Kunjungan wisatawan ke Papua secara keseluruhan masih didominasi oleh kunjungan wisatawan mancanegara yang mencapai 80% dari total kunjungan.
“Berbeda dengan Papua Barat yang seimbang persentasenya antara wisatawan mancanegara dan domestik karena kepopuleran destinasi wisata Raja Ampat di dalam negeri, mungkin ya,” terang Iwanta.
Sementara itu, pengusaha hotel di Papua dan Papua Barat harus menelan pil pahit akibat gejolak yang terjadi di dua provinsi tersebut. Pasalnya, tingkat keterisian kamar atau okupansi anjlok hingga 30%.
Anggota Persatuan Hotel dan Restoran Indonesia (PHRI) Papua Barat Adri Syawal mengaku, anjloknya okupansi tersebut menyusul adanya pembatalan sejumlah agenda instansi maupun perusahaan setempat yang biasa digelar di hotel.
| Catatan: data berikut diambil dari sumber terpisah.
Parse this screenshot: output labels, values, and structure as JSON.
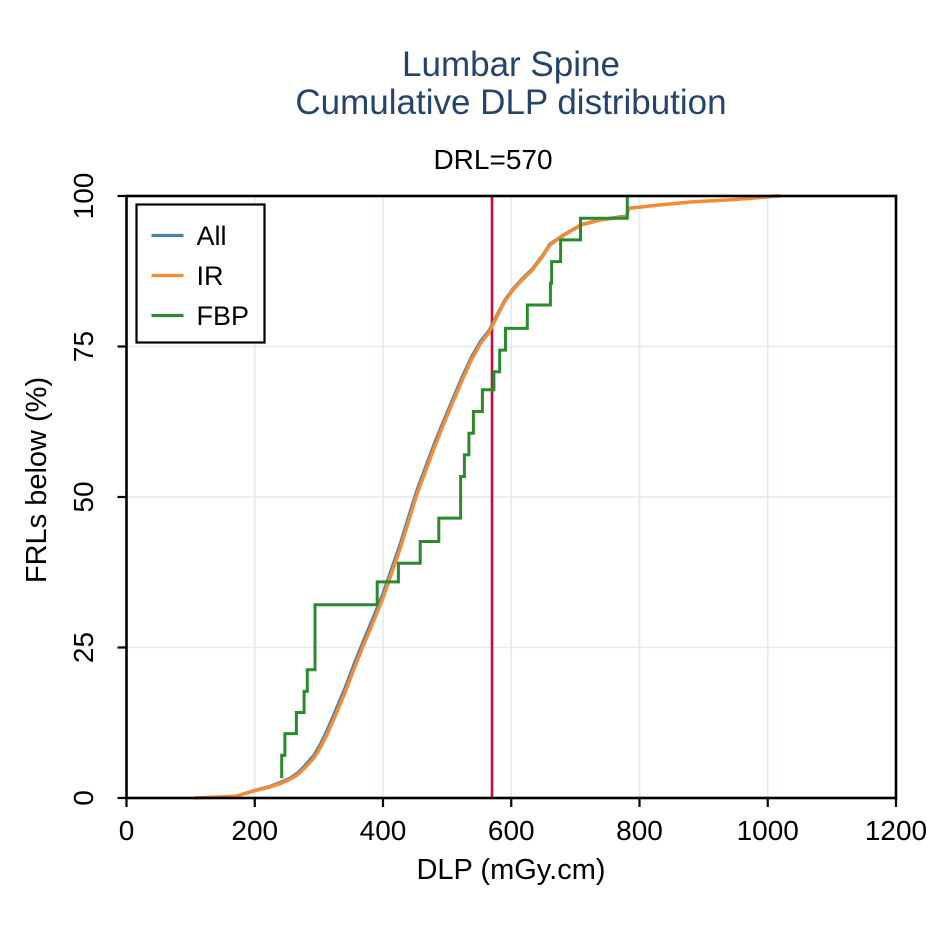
{
  "figure": {
    "title_line1": "Lumbar Spine",
    "title_line2": "Cumulative DLP distribution",
    "annotation": "DRL=570",
    "title_color": "#25436b",
    "background_color": "#ffffff",
    "frame_color": "#000000",
    "grid_color": "#e2eaf0"
  },
  "chart_data": {
    "type": "line",
    "title": "Lumbar Spine Cumulative DLP distribution",
    "title_lines": [
      "Lumbar Spine",
      "Cumulative DLP distribution"
    ],
    "annotation": "DRL=570",
    "xlabel": "DLP (mGy.cm)",
    "ylabel": "FRLs below (%)",
    "xlim": [
      0,
      1200
    ],
    "ylim": [
      0,
      100
    ],
    "xticks": [
      0,
      200,
      400,
      600,
      800,
      1000,
      1200
    ],
    "yticks": [
      0,
      25,
      50,
      75,
      100
    ],
    "grid": true,
    "legend_position": "top-left",
    "legend_entries": [
      "All",
      "IR",
      "FBP"
    ],
    "reference_line": {
      "x": 570,
      "label": "DRL=570",
      "color": "#c10d3f"
    },
    "series": [
      {
        "name": "All",
        "color": "#4884af",
        "points": [
          [
            105,
            0
          ],
          [
            170,
            0.3
          ],
          [
            200,
            1.3
          ],
          [
            222,
            1.9
          ],
          [
            240,
            2.6
          ],
          [
            255,
            3.3
          ],
          [
            266,
            4.1
          ],
          [
            278,
            5.4
          ],
          [
            292,
            7.1
          ],
          [
            302,
            8.9
          ],
          [
            312,
            11.1
          ],
          [
            325,
            14.3
          ],
          [
            340,
            18.1
          ],
          [
            355,
            22.3
          ],
          [
            370,
            26.3
          ],
          [
            385,
            30.1
          ],
          [
            400,
            34.0
          ],
          [
            413,
            38.0
          ],
          [
            427,
            42.3
          ],
          [
            440,
            46.8
          ],
          [
            453,
            51.2
          ],
          [
            467,
            55.2
          ],
          [
            480,
            58.9
          ],
          [
            495,
            62.8
          ],
          [
            510,
            66.6
          ],
          [
            524,
            70.1
          ],
          [
            538,
            73.3
          ],
          [
            552,
            75.9
          ],
          [
            565,
            77.6
          ],
          [
            578,
            80.3
          ],
          [
            590,
            82.7
          ],
          [
            602,
            84.5
          ],
          [
            618,
            86.4
          ],
          [
            632,
            87.8
          ],
          [
            648,
            90.0
          ],
          [
            660,
            92.0
          ],
          [
            675,
            93.1
          ],
          [
            695,
            94.4
          ],
          [
            710,
            95.3
          ],
          [
            739,
            96.1
          ],
          [
            780,
            96.7
          ],
          [
            783,
            98.0
          ],
          [
            830,
            98.5
          ],
          [
            880,
            99.0
          ],
          [
            947,
            99.4
          ],
          [
            995,
            99.8
          ],
          [
            1012,
            100
          ],
          [
            1020,
            100
          ]
        ]
      },
      {
        "name": "IR",
        "color": "#f68b33",
        "points": [
          [
            105,
            0
          ],
          [
            170,
            0.3
          ],
          [
            200,
            1.2
          ],
          [
            222,
            1.8
          ],
          [
            240,
            2.4
          ],
          [
            255,
            3.1
          ],
          [
            266,
            3.8
          ],
          [
            278,
            5.0
          ],
          [
            292,
            6.6
          ],
          [
            302,
            8.3
          ],
          [
            312,
            10.4
          ],
          [
            325,
            13.5
          ],
          [
            340,
            17.3
          ],
          [
            355,
            21.5
          ],
          [
            370,
            25.5
          ],
          [
            385,
            29.3
          ],
          [
            400,
            33.2
          ],
          [
            413,
            37.2
          ],
          [
            427,
            41.5
          ],
          [
            440,
            46.0
          ],
          [
            453,
            50.5
          ],
          [
            467,
            54.5
          ],
          [
            480,
            58.2
          ],
          [
            495,
            62.2
          ],
          [
            510,
            66.0
          ],
          [
            524,
            69.5
          ],
          [
            538,
            72.8
          ],
          [
            552,
            75.5
          ],
          [
            565,
            77.3
          ],
          [
            578,
            80.0
          ],
          [
            590,
            82.5
          ],
          [
            602,
            84.3
          ],
          [
            618,
            86.2
          ],
          [
            632,
            87.6
          ],
          [
            648,
            89.8
          ],
          [
            660,
            91.8
          ],
          [
            675,
            93.0
          ],
          [
            695,
            94.3
          ],
          [
            710,
            95.2
          ],
          [
            739,
            96.0
          ],
          [
            780,
            96.6
          ],
          [
            783,
            97.9
          ],
          [
            830,
            98.5
          ],
          [
            880,
            99.0
          ],
          [
            947,
            99.4
          ],
          [
            995,
            99.8
          ],
          [
            1012,
            100
          ],
          [
            1020,
            100
          ]
        ]
      },
      {
        "name": "FBP",
        "color": "#2b8a2e",
        "step": true,
        "points": [
          [
            242,
            3.3
          ],
          [
            242,
            7.1
          ],
          [
            247,
            7.1
          ],
          [
            247,
            10.7
          ],
          [
            265,
            10.7
          ],
          [
            265,
            14.2
          ],
          [
            277,
            14.2
          ],
          [
            277,
            17.7
          ],
          [
            282,
            17.7
          ],
          [
            282,
            21.3
          ],
          [
            294,
            21.3
          ],
          [
            294,
            32.1
          ],
          [
            391,
            32.1
          ],
          [
            391,
            35.9
          ],
          [
            424,
            35.9
          ],
          [
            424,
            39.0
          ],
          [
            458,
            39.0
          ],
          [
            458,
            42.6
          ],
          [
            487,
            42.6
          ],
          [
            487,
            46.5
          ],
          [
            521,
            46.5
          ],
          [
            521,
            53.4
          ],
          [
            527,
            53.4
          ],
          [
            527,
            57.0
          ],
          [
            534,
            57.0
          ],
          [
            534,
            60.6
          ],
          [
            541,
            60.6
          ],
          [
            541,
            64.2
          ],
          [
            555,
            64.2
          ],
          [
            555,
            67.8
          ],
          [
            573,
            67.8
          ],
          [
            573,
            70.8
          ],
          [
            582,
            70.8
          ],
          [
            582,
            74.4
          ],
          [
            591,
            74.4
          ],
          [
            591,
            78.0
          ],
          [
            625,
            78.0
          ],
          [
            625,
            81.9
          ],
          [
            661,
            81.9
          ],
          [
            661,
            85.5
          ],
          [
            663,
            85.5
          ],
          [
            663,
            89.1
          ],
          [
            677,
            89.1
          ],
          [
            677,
            92.7
          ],
          [
            708,
            92.7
          ],
          [
            708,
            96.3
          ],
          [
            781,
            96.3
          ],
          [
            781,
            100
          ]
        ]
      }
    ]
  }
}
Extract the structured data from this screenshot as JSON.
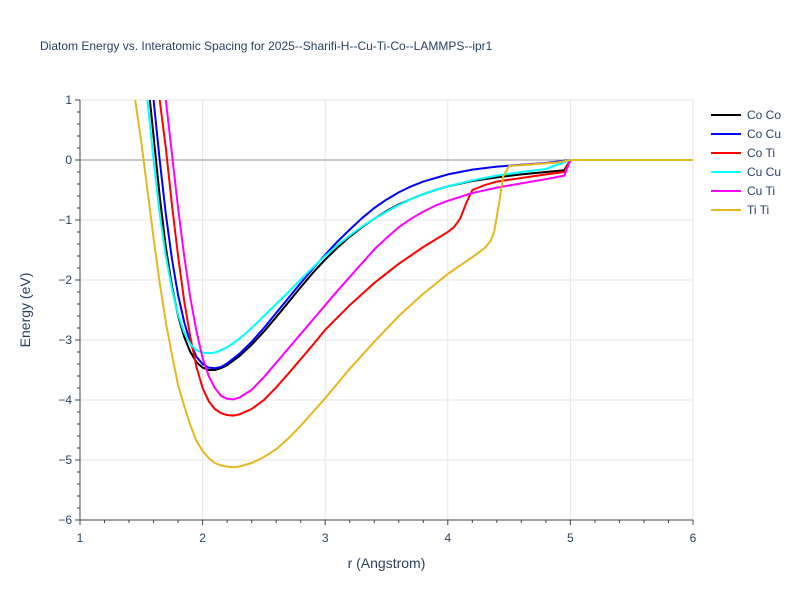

“Okupansi hotel-hotel yang ada di tanah Papua turun dari rata-rata 70% menjadi 30%,” terangnya.
Event dan acara-acara yang digelar oleh instansi atau perusahaan di Papua Barat masih menjadi tulang punggung okupansi hotel hingga saat ini. Selain penurunan okupansi, kerugian berupa kerusakan bangunan juga harus dirasakan oleh sejumlah hotel.
“Ada hotel yang dirusak diamuk massa, ada yang tidak beroperasi karena pegawainya terpaksa diliburkan,” kata Adri.
Adri mengatakan bahwa PHRI Papua Barat masih belum menaksir berapa kerugian yang harus ditanggung akibat kerusuhan.
Ketua Umum Asita Nunung Rusmiati meyakini bahwa dampak dari gejolak yang terjadi sejumlah kota di Papua dan Papua Barat tidak akan berlangsung lama. Pasalnya, pemerintah telah mengambil langkah yang tepat untuk membuat situasi kembali kondusif.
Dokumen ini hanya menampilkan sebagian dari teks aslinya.